Development of BC Hydro’s 2021 Safety/Debris Boom Design Guidelines

September 26, 2024

Public safety is at the forefront of the professional engineering practice. There is a general understanding within the industry that members of the public may not fully understand the risks to themselves while recreating near a spillway or dam structure. To reduce recreational patrons from endangering themselves and to provide potential self-rescue opportunities, installations of permanent public safety and debris booms have been occurring across the globe. Booms can be used for many purposes from containing and directing debris, to facilitating a competent ice cover upstream of a hydroelectric station or protecting the public from dangerous waterway zones immediately upstream or downstream of a structure.

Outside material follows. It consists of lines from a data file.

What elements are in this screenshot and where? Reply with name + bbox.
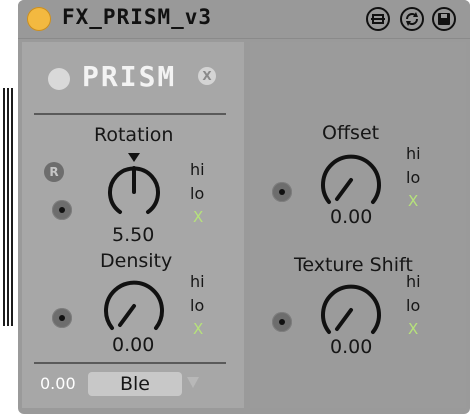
title-bar: FX_PRISM_v3 — [18, 0, 470, 39]
expand-icon[interactable] — [366, 7, 390, 31]
density-knob[interactable] — [100, 272, 168, 334]
rotation-x[interactable]: X — [193, 208, 203, 226]
rotation-knob[interactable] — [97, 150, 171, 224]
rotation-mod-dot[interactable] — [52, 200, 72, 220]
rotation-value: 5.50 — [112, 224, 155, 246]
left-panel: PRISM X Rotation R 5.50 hi lo X Density … — [22, 42, 244, 408]
offset-lo[interactable]: lo — [406, 168, 420, 187]
device-panel: FX_PRISM_v3 PRISM X Rotation R 5.50 hi l… — [18, 0, 470, 414]
texture-shift-lo[interactable]: lo — [406, 296, 420, 315]
texture-shift-value: 0.00 — [330, 336, 373, 358]
offset-knob[interactable] — [317, 146, 385, 208]
footer-value[interactable]: 0.00 — [40, 374, 76, 393]
device-title: FX_PRISM_v3 — [62, 5, 213, 29]
rotation-lo[interactable]: lo — [190, 184, 204, 203]
texture-shift-label: Texture Shift — [294, 254, 413, 276]
offset-value: 0.00 — [330, 206, 373, 228]
rotation-reset-badge[interactable]: R — [44, 162, 64, 182]
right-panel: Offset 0.00 hi lo X Texture Shift 0.00 h… — [250, 42, 466, 408]
offset-hi[interactable]: hi — [406, 144, 421, 163]
hot-swap-icon[interactable] — [400, 7, 424, 31]
save-preset-icon[interactable] — [432, 7, 456, 31]
offset-x[interactable]: X — [408, 192, 418, 210]
logo-led[interactable] — [48, 68, 70, 90]
rotation-hi[interactable]: hi — [190, 160, 205, 179]
density-label: Density — [100, 250, 173, 272]
separator-bottom — [34, 362, 226, 364]
logo-close-button[interactable]: X — [198, 67, 216, 85]
density-x[interactable]: X — [193, 320, 203, 338]
offset-mod-dot[interactable] — [272, 182, 292, 202]
density-lo[interactable]: lo — [190, 296, 204, 315]
external-divider-lines — [3, 88, 13, 326]
texture-shift-mod-dot[interactable] — [272, 312, 292, 332]
density-value: 0.00 — [112, 334, 155, 356]
device-power-button[interactable] — [27, 7, 51, 31]
density-mod-dot[interactable] — [52, 308, 72, 328]
texture-shift-x[interactable]: X — [408, 320, 418, 338]
separator-top — [34, 113, 226, 115]
prism-logo: PRISM — [82, 60, 177, 93]
mode-chip[interactable]: Ble — [88, 372, 182, 396]
texture-shift-hi[interactable]: hi — [406, 272, 421, 291]
texture-shift-knob[interactable] — [317, 276, 385, 338]
density-hi[interactable]: hi — [190, 272, 205, 291]
offset-label: Offset — [322, 122, 380, 144]
chevron-down-icon[interactable] — [187, 377, 199, 389]
rotation-label: Rotation — [94, 124, 174, 146]
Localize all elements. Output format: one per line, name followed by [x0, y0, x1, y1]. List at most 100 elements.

In 1994, BC Hydro prepared the “Guidelines for Design of Debris Booms” which served as the basic design guideline for booms for BC Hydro. The guidelines prepared by Hatch and KCB in 2021 can be considered a replacement for the 1994 guidelines. The 2021 guidelines establish reasonable design criteria and procedures while allowing new methods of calculating design loads and new technology to be adopted as they become available in the future. The scope of the guidelines is limited to reservoir booms (i.e.: booms upstream of dams and generating facilities). The 2021 guidelines conform to modern industrial practices for reservoir boom design, including the 2011 Canadian Dam Association Guidelines on Public Safety. The intended audience for the guideline is designers tasked with developing new or replacement booms for BC Hydro reservoirs.

Toews, B., D. Bonin, A. Muir, T. Wilson, A. LeCouteur and S. Chakrabarti. 2024. “Development of BC Hydro’s 2021 Safety/Debris Boom Design Guidelines,” in Proceedings of the CDA Annual Conference, 22-25 September 2024. Niagara Falls, ON: Canadian Dam Association.